Low Latency DOCSIS (LLD) technology is comprised of a suite of features that provide an opportunity for latency sensitive traffic to be delivered across the cable access network with significantly lower latency and jitter than ever before on any consumer broadband network. LLD technology generally relies upon applications identifying their low latency network traffic, so they can be appropriately classified and make use of the low latency queue.

There are two classes of applications that can benefit from Low Latency DOCSIS technology:

• Applications that have sparse traffic that will not cause congestion and latency. These applications are not responsive to congestion - they simply send their traffic and expect that it will not cause congestion or latency. Good examples include traditional online multi-player games that send a packet every tick with state data.
• Applications that send large volumes of traffic that need low latency, but that are responsive to congestion in the network. These applications can benefit from using a technology known as "Low Latency, Low Loss, Scalable Throughput (L4S)". Support for this technology is including in the LLD feature set, but is beyond the scope of what we have in this repository. Information on L4S can be found in this IETF draft architecture.

Applications that fall into the first class can be very simply modified to signal which traffic would benefit from low latency treatment to both DOCSIS and Wi-Fi. The application does this by setting a Differentiated Services Code Point (DSCP) in the IP packet header, specifically in the TOS byte. Devices that support Low Latency DOCSIS can key on this value and direct the traffic into the low latency queue, bypassing any bulk classic traffic that may have built a queue of data in the classic DOCSIS queue. The low latency queue is not a high priority queue - it is simply a separate queue that is designed for low latency traffic. It is short queue that is kept emptier, resulting in lower latency.

Low Latency Wi-Fi

For Wi-Fi, the DSCP packet marking activates Wi-Fi Multi Media (WMM). Wi-Fi (since 802.11n) has four classes ("Access Categories") of traffic - Background, Best Effort, Video and Voice (in increasing priority). By default, Wi-Fi gear maps traffic into these four Access Categories based on the upper three bits of the DSCP. The majority of traffic uses the Best Effort Access Category, but the Video and Voice Access Categories can provide lower latency and lower jitter when used by sparse traffic applications.

Ok - Which DSCP value should I use?

The IETF is working on standardizing a new DSCP value that applications can use for this purpose in the future, called "NQB" (for Non-Queue-Building). When it gets assigned, it will be recommended to start using that value. Until that time, we recommend using the existing value of "Class Selector 5" (CS5), which is the decimal value 40. Both values will result in traffic being classified to the low latency queue in LLD, and both values will map to the Video Access Category in Wi-Fi.

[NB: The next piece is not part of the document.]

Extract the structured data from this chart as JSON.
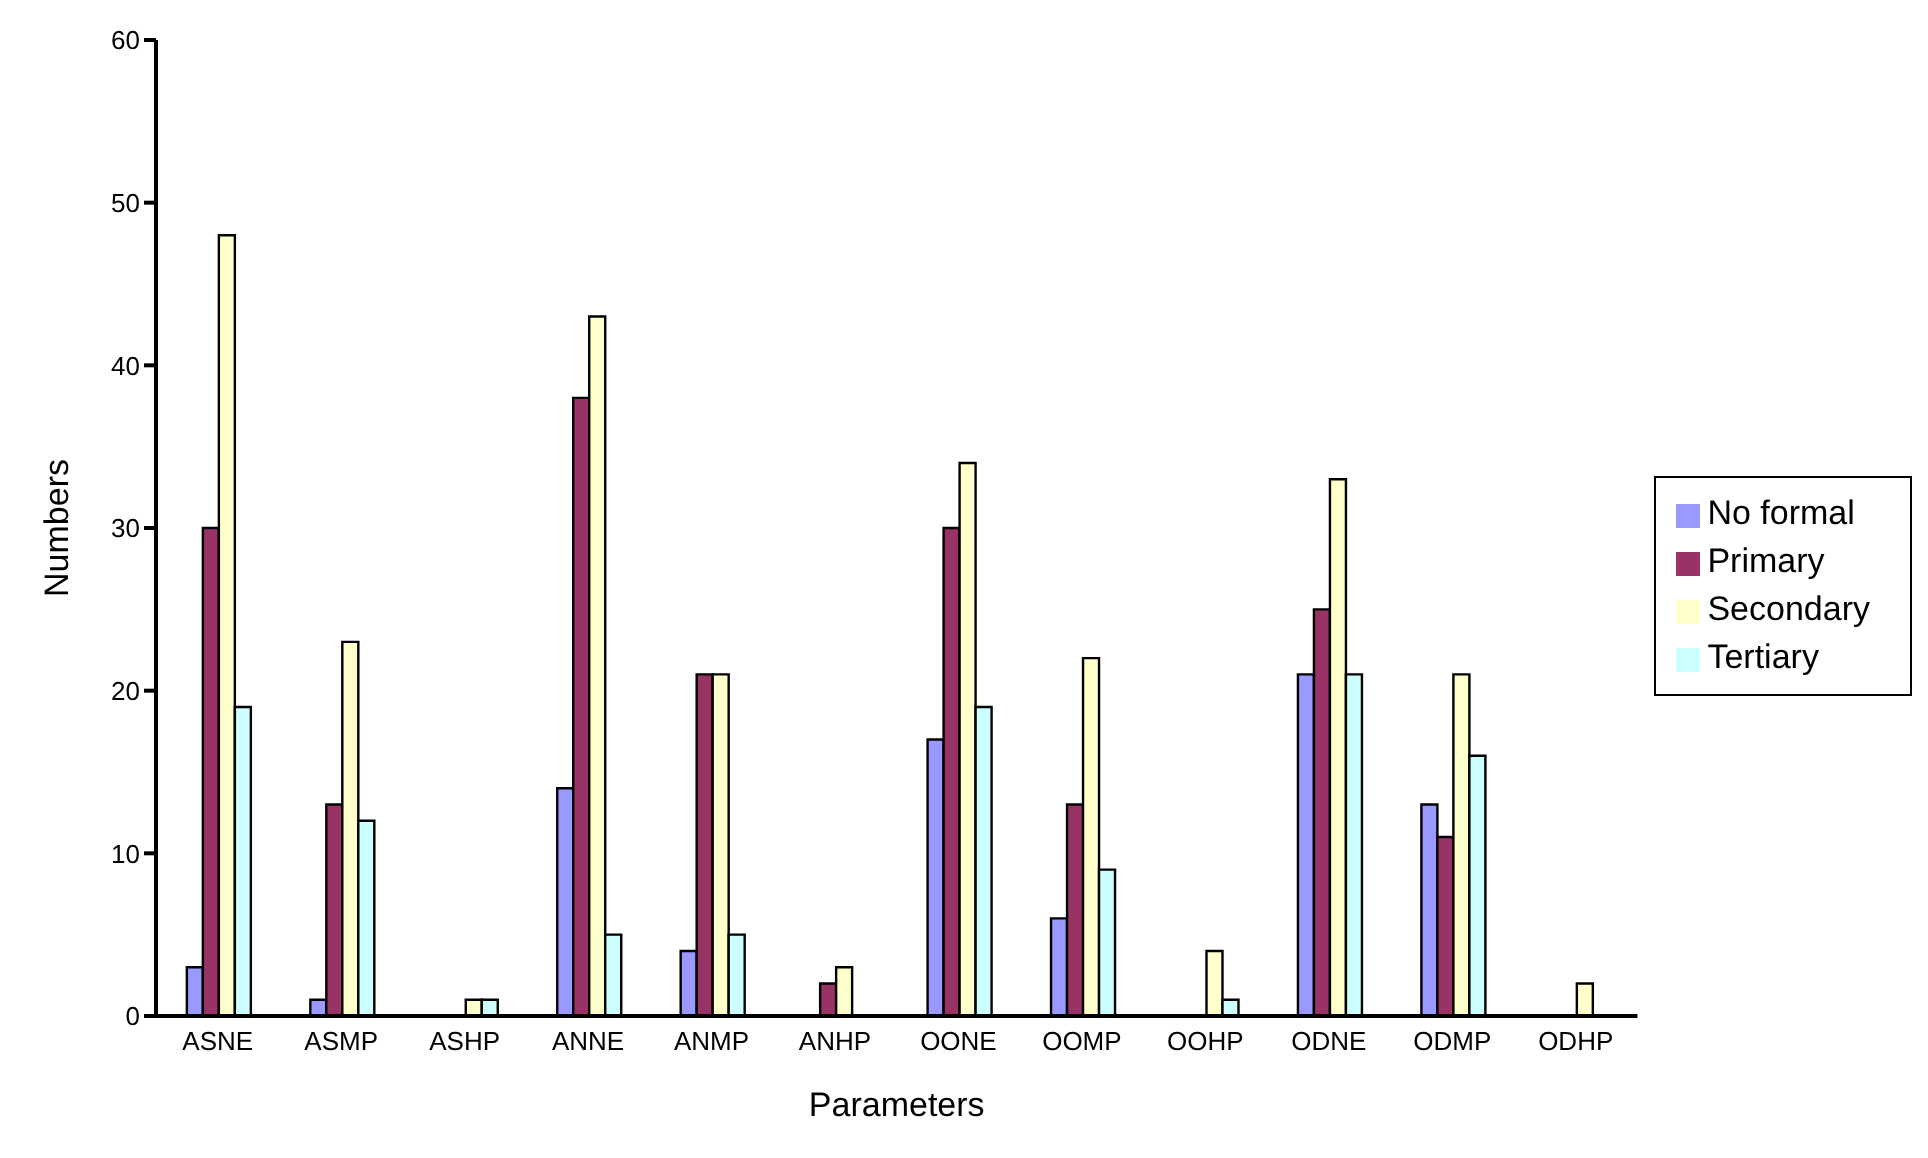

TOS values vs. DSCP values

The Type of Service (TOS) byte in an IP packet header (it's been renamed "Traffic Class" in IPv6) contains both a 6-bit Differentiated Services field, and a 2-bit Explicit Congestion Notification field. The BSD socket APIs were designed for the original designation of this byte as for TOS, and take an 8-bit value. While Differentiated Services values are 6-bit values, they appear in the top 6 bits of the TOS byte. Hence, the examples use the DSCP value multiplied by 4 (or shifted left by two bits).

Hence in the examples you will see things like:

int dscp = 40;  
// 40 corresponds to the recommended code point of CS5
DatagramSocket socket = new DatagramSocket();

socket.setTrafficClass(dscp<<2);

Examples Provided

We have provided some examples (some full apps, some code snippets) that show how to perform this traffic marking for the following platforms:

• Windows (code snippet)
• Linux/BSD (code snippet)
• Android (complete basic application)
• Desktop Java (complete basic application)

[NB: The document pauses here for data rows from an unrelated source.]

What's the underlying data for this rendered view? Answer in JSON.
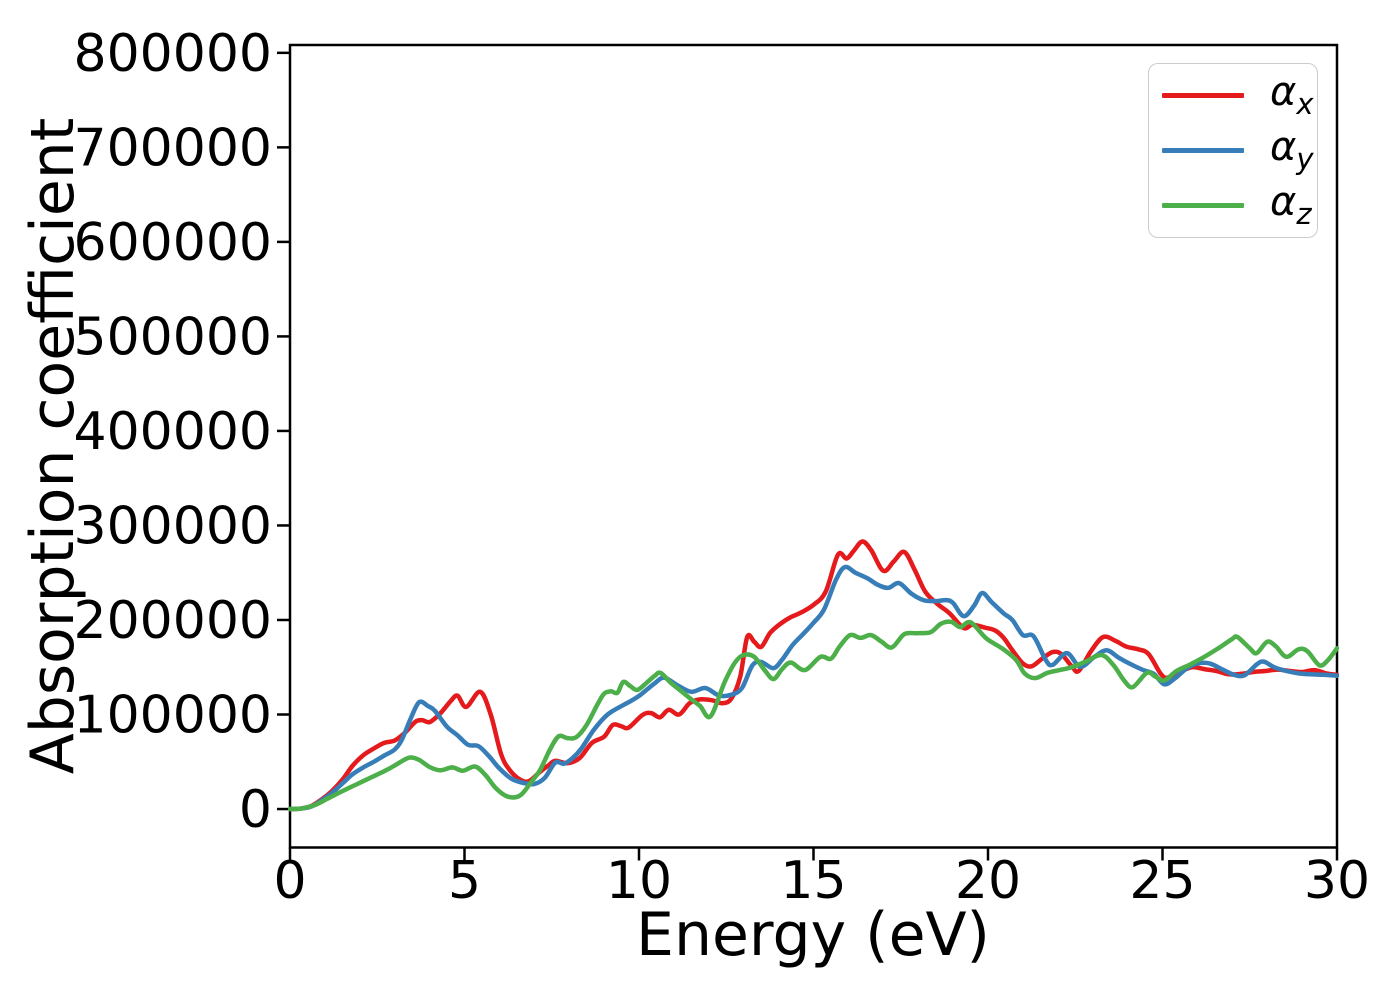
{
  "figure": {
    "background": "#ffffff",
    "border_color": "#000000"
  },
  "chart_data": {
    "type": "line",
    "title": "",
    "xlabel": "Energy (eV)",
    "ylabel": "Absorption coefficient",
    "xlim": [
      0,
      30
    ],
    "ylim": [
      -40700,
      808300
    ],
    "x_ticks": [
      0,
      5,
      10,
      15,
      20,
      25,
      30
    ],
    "y_ticks": [
      0,
      100000,
      200000,
      300000,
      400000,
      500000,
      600000,
      700000,
      800000
    ],
    "grid": false,
    "legend_position": "upper right",
    "series": [
      {
        "name": "alpha_x",
        "label_base": "α",
        "label_sub": "x",
        "color": "#e41a1c",
        "points": [
          [
            0.0,
            0
          ],
          [
            0.3,
            500
          ],
          [
            0.6,
            3000
          ],
          [
            0.9,
            10000
          ],
          [
            1.2,
            19000
          ],
          [
            1.5,
            31000
          ],
          [
            1.8,
            46000
          ],
          [
            2.1,
            57000
          ],
          [
            2.4,
            64000
          ],
          [
            2.7,
            70000
          ],
          [
            3.0,
            72500
          ],
          [
            3.3,
            81000
          ],
          [
            3.6,
            92500
          ],
          [
            3.8,
            94000
          ],
          [
            4.0,
            92000
          ],
          [
            4.3,
            101000
          ],
          [
            4.6,
            114000
          ],
          [
            4.8,
            120000
          ],
          [
            5.05,
            108000
          ],
          [
            5.45,
            124000
          ],
          [
            5.75,
            100000
          ],
          [
            6.05,
            58000
          ],
          [
            6.3,
            41000
          ],
          [
            6.6,
            31000
          ],
          [
            6.85,
            29500
          ],
          [
            7.15,
            39000
          ],
          [
            7.4,
            46000
          ],
          [
            7.6,
            51000
          ],
          [
            7.95,
            48500
          ],
          [
            8.3,
            54000
          ],
          [
            8.65,
            70000
          ],
          [
            9.0,
            76500
          ],
          [
            9.25,
            89000
          ],
          [
            9.5,
            87500
          ],
          [
            9.7,
            86000
          ],
          [
            10.1,
            99500
          ],
          [
            10.35,
            101500
          ],
          [
            10.6,
            97000
          ],
          [
            10.85,
            105000
          ],
          [
            11.15,
            100000
          ],
          [
            11.45,
            112000
          ],
          [
            11.75,
            116000
          ],
          [
            12.1,
            115000
          ],
          [
            12.4,
            112000
          ],
          [
            12.65,
            117000
          ],
          [
            12.9,
            140000
          ],
          [
            13.1,
            182000
          ],
          [
            13.3,
            177000
          ],
          [
            13.5,
            171500
          ],
          [
            13.75,
            186000
          ],
          [
            14.0,
            194500
          ],
          [
            14.3,
            202000
          ],
          [
            14.65,
            208000
          ],
          [
            15.0,
            216000
          ],
          [
            15.35,
            230000
          ],
          [
            15.7,
            269000
          ],
          [
            15.95,
            265000
          ],
          [
            16.15,
            273000
          ],
          [
            16.4,
            283000
          ],
          [
            16.65,
            274000
          ],
          [
            17.0,
            252000
          ],
          [
            17.3,
            262000
          ],
          [
            17.6,
            272000
          ],
          [
            17.9,
            253000
          ],
          [
            18.2,
            230000
          ],
          [
            18.55,
            217000
          ],
          [
            18.9,
            207000
          ],
          [
            19.3,
            191500
          ],
          [
            19.55,
            195000
          ],
          [
            19.9,
            192000
          ],
          [
            20.2,
            189000
          ],
          [
            20.45,
            181000
          ],
          [
            20.7,
            168000
          ],
          [
            21.0,
            154000
          ],
          [
            21.25,
            151000
          ],
          [
            21.55,
            159000
          ],
          [
            21.85,
            166000
          ],
          [
            22.1,
            164000
          ],
          [
            22.4,
            151000
          ],
          [
            22.6,
            146000
          ],
          [
            22.95,
            167000
          ],
          [
            23.3,
            182000
          ],
          [
            23.65,
            178000
          ],
          [
            23.95,
            172000
          ],
          [
            24.3,
            169000
          ],
          [
            24.6,
            164000
          ],
          [
            24.95,
            143000
          ],
          [
            25.15,
            139000
          ],
          [
            25.5,
            145000
          ],
          [
            25.85,
            150000
          ],
          [
            26.2,
            148000
          ],
          [
            26.55,
            146000
          ],
          [
            26.9,
            142500
          ],
          [
            27.25,
            143000
          ],
          [
            27.6,
            145000
          ],
          [
            27.95,
            146000
          ],
          [
            28.3,
            147500
          ],
          [
            28.65,
            146000
          ],
          [
            29.0,
            145000
          ],
          [
            29.35,
            147000
          ],
          [
            29.7,
            143500
          ],
          [
            30.0,
            142000
          ]
        ]
      },
      {
        "name": "alpha_y",
        "label_base": "α",
        "label_sub": "y",
        "color": "#377eb8",
        "points": [
          [
            0.0,
            0
          ],
          [
            0.3,
            500
          ],
          [
            0.6,
            2500
          ],
          [
            0.9,
            9000
          ],
          [
            1.2,
            17000
          ],
          [
            1.5,
            27000
          ],
          [
            1.8,
            37000
          ],
          [
            2.1,
            44000
          ],
          [
            2.4,
            50000
          ],
          [
            2.7,
            56500
          ],
          [
            3.0,
            63000
          ],
          [
            3.2,
            73000
          ],
          [
            3.45,
            95000
          ],
          [
            3.7,
            113000
          ],
          [
            3.95,
            109000
          ],
          [
            4.15,
            104000
          ],
          [
            4.5,
            87000
          ],
          [
            4.8,
            78000
          ],
          [
            5.1,
            68000
          ],
          [
            5.4,
            66500
          ],
          [
            5.7,
            56000
          ],
          [
            6.0,
            43000
          ],
          [
            6.35,
            32000
          ],
          [
            6.7,
            27500
          ],
          [
            7.0,
            26500
          ],
          [
            7.3,
            33000
          ],
          [
            7.6,
            49000
          ],
          [
            7.85,
            48000
          ],
          [
            8.1,
            54000
          ],
          [
            8.35,
            64000
          ],
          [
            8.7,
            83500
          ],
          [
            9.1,
            100000
          ],
          [
            9.55,
            110000
          ],
          [
            9.8,
            115000
          ],
          [
            10.05,
            121000
          ],
          [
            10.45,
            133000
          ],
          [
            10.72,
            139000
          ],
          [
            11.1,
            131000
          ],
          [
            11.5,
            124000
          ],
          [
            11.9,
            128000
          ],
          [
            12.3,
            120000
          ],
          [
            12.65,
            121000
          ],
          [
            12.95,
            128000
          ],
          [
            13.25,
            152000
          ],
          [
            13.5,
            155500
          ],
          [
            13.85,
            149000
          ],
          [
            14.1,
            158000
          ],
          [
            14.4,
            173500
          ],
          [
            14.7,
            185000
          ],
          [
            15.0,
            197000
          ],
          [
            15.3,
            211000
          ],
          [
            15.65,
            243000
          ],
          [
            15.9,
            256000
          ],
          [
            16.2,
            250000
          ],
          [
            16.55,
            244000
          ],
          [
            16.85,
            237000
          ],
          [
            17.15,
            234000
          ],
          [
            17.45,
            239000
          ],
          [
            17.8,
            228000
          ],
          [
            18.15,
            221000
          ],
          [
            18.5,
            220000
          ],
          [
            18.8,
            221000
          ],
          [
            19.0,
            218000
          ],
          [
            19.3,
            204000
          ],
          [
            19.6,
            215000
          ],
          [
            19.83,
            228500
          ],
          [
            20.1,
            219000
          ],
          [
            20.45,
            207000
          ],
          [
            20.7,
            200000
          ],
          [
            21.0,
            184000
          ],
          [
            21.3,
            183000
          ],
          [
            21.65,
            158000
          ],
          [
            21.85,
            152500
          ],
          [
            22.26,
            165000
          ],
          [
            22.64,
            150500
          ],
          [
            23.05,
            161000
          ],
          [
            23.4,
            168000
          ],
          [
            23.75,
            160000
          ],
          [
            24.1,
            153000
          ],
          [
            24.45,
            147000
          ],
          [
            24.75,
            143000
          ],
          [
            25.05,
            132000
          ],
          [
            25.35,
            138000
          ],
          [
            25.7,
            149000
          ],
          [
            26.0,
            154000
          ],
          [
            26.35,
            154000
          ],
          [
            26.7,
            148000
          ],
          [
            27.05,
            142000
          ],
          [
            27.35,
            141500
          ],
          [
            27.7,
            153000
          ],
          [
            27.9,
            156000
          ],
          [
            28.2,
            150000
          ],
          [
            28.55,
            146000
          ],
          [
            28.9,
            143500
          ],
          [
            29.25,
            142500
          ],
          [
            29.6,
            142000
          ],
          [
            30.0,
            141000
          ]
        ]
      },
      {
        "name": "alpha_z",
        "label_base": "α",
        "label_sub": "z",
        "color": "#4daf4a",
        "points": [
          [
            0.0,
            0
          ],
          [
            0.3,
            500
          ],
          [
            0.7,
            4000
          ],
          [
            1.1,
            11500
          ],
          [
            1.5,
            19000
          ],
          [
            1.9,
            26000
          ],
          [
            2.3,
            33000
          ],
          [
            2.7,
            40000
          ],
          [
            3.0,
            46000
          ],
          [
            3.25,
            51500
          ],
          [
            3.45,
            54500
          ],
          [
            3.7,
            52000
          ],
          [
            4.0,
            44500
          ],
          [
            4.3,
            41000
          ],
          [
            4.65,
            44000
          ],
          [
            4.95,
            40500
          ],
          [
            5.3,
            45000
          ],
          [
            5.6,
            36000
          ],
          [
            5.9,
            22000
          ],
          [
            6.25,
            13000
          ],
          [
            6.6,
            14500
          ],
          [
            6.9,
            28000
          ],
          [
            7.16,
            41000
          ],
          [
            7.45,
            63000
          ],
          [
            7.7,
            77000
          ],
          [
            7.95,
            75000
          ],
          [
            8.2,
            76000
          ],
          [
            8.5,
            89000
          ],
          [
            8.8,
            110000
          ],
          [
            9.0,
            122000
          ],
          [
            9.2,
            124500
          ],
          [
            9.38,
            123000
          ],
          [
            9.55,
            134500
          ],
          [
            9.75,
            130000
          ],
          [
            9.95,
            126000
          ],
          [
            10.2,
            133000
          ],
          [
            10.45,
            141000
          ],
          [
            10.62,
            144000
          ],
          [
            10.9,
            134000
          ],
          [
            11.2,
            125000
          ],
          [
            11.5,
            116000
          ],
          [
            11.75,
            109000
          ],
          [
            12.05,
            98000
          ],
          [
            12.45,
            134000
          ],
          [
            12.75,
            155000
          ],
          [
            13.0,
            163000
          ],
          [
            13.3,
            161000
          ],
          [
            13.6,
            147000
          ],
          [
            13.85,
            137500
          ],
          [
            14.1,
            148000
          ],
          [
            14.35,
            155000
          ],
          [
            14.75,
            147000
          ],
          [
            15.2,
            161000
          ],
          [
            15.5,
            159000
          ],
          [
            15.75,
            172000
          ],
          [
            16.05,
            184000
          ],
          [
            16.35,
            181000
          ],
          [
            16.65,
            184000
          ],
          [
            16.95,
            177000
          ],
          [
            17.25,
            171000
          ],
          [
            17.6,
            185000
          ],
          [
            17.95,
            186000
          ],
          [
            18.35,
            187000
          ],
          [
            18.65,
            196000
          ],
          [
            18.95,
            198000
          ],
          [
            19.2,
            192500
          ],
          [
            19.5,
            197500
          ],
          [
            19.95,
            180500
          ],
          [
            20.4,
            170000
          ],
          [
            20.8,
            158000
          ],
          [
            21.05,
            143500
          ],
          [
            21.35,
            138500
          ],
          [
            21.7,
            144000
          ],
          [
            22.05,
            147000
          ],
          [
            22.4,
            150000
          ],
          [
            22.8,
            156000
          ],
          [
            23.25,
            163000
          ],
          [
            23.6,
            152000
          ],
          [
            23.9,
            136000
          ],
          [
            24.15,
            129000
          ],
          [
            24.55,
            144000
          ],
          [
            24.8,
            140000
          ],
          [
            25.05,
            136000
          ],
          [
            25.4,
            146000
          ],
          [
            25.8,
            153000
          ],
          [
            26.2,
            161000
          ],
          [
            26.6,
            170000
          ],
          [
            27.0,
            180000
          ],
          [
            27.15,
            182000
          ],
          [
            27.5,
            170000
          ],
          [
            27.7,
            165000
          ],
          [
            28.0,
            177000
          ],
          [
            28.25,
            172000
          ],
          [
            28.55,
            161000
          ],
          [
            28.9,
            169000
          ],
          [
            29.15,
            167000
          ],
          [
            29.5,
            152000
          ],
          [
            29.75,
            158000
          ],
          [
            30.0,
            170000
          ]
        ]
      }
    ]
  },
  "legend": {
    "entries": [
      {
        "label_base": "α",
        "label_sub": "x",
        "color": "#e41a1c"
      },
      {
        "label_base": "α",
        "label_sub": "y",
        "color": "#377eb8"
      },
      {
        "label_base": "α",
        "label_sub": "z",
        "color": "#4daf4a"
      }
    ]
  }
}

The Linux example is applicable to a variety of Linux or BSD-based platforms. It uses traditional BSD sockets that apply to Linux, OSX and some game console platforms.

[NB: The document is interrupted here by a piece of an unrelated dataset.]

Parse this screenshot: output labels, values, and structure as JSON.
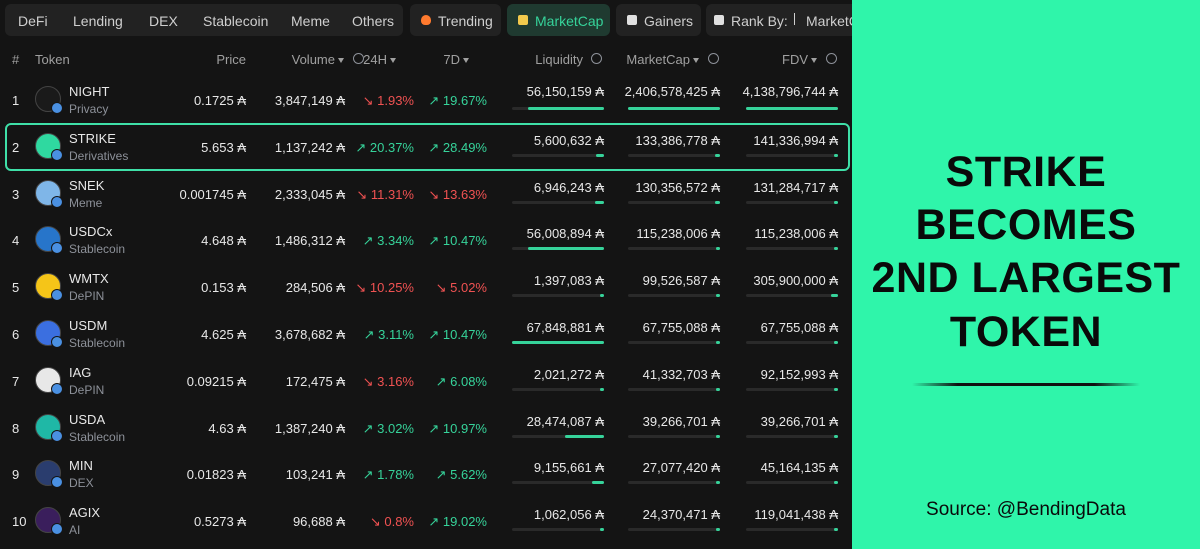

Why can't I mark all my traffic as low latency?

Low Latency DOCSIS has been designed to support segregation of low latency traffic in a different queue from latency-causing traffic. Classic traffic (typically TCP) is designed to fill network buffers in order to get the highest possible throughput, and to probe for the capacity (throughput) of the network. This behavior ordinarily causes latency for all traffic that sits behind these full buffers. By creating a separate short queue, DOCSIS allows latency-sensitive traffic to avoid sitting behind that classic traffic.

If classic traffic were to be marked as low latency through the use of DSCP, it would actually get worse throughput, because the low latency queue is shorter and thus incompatible with the expectations of classic senders. It will also potentially cause additional latency for latency-sensitive traffic. The new L4S technology referenced above allows for a future where high throughput applications can also achieve low latency, but implementing it requires work in the application and server.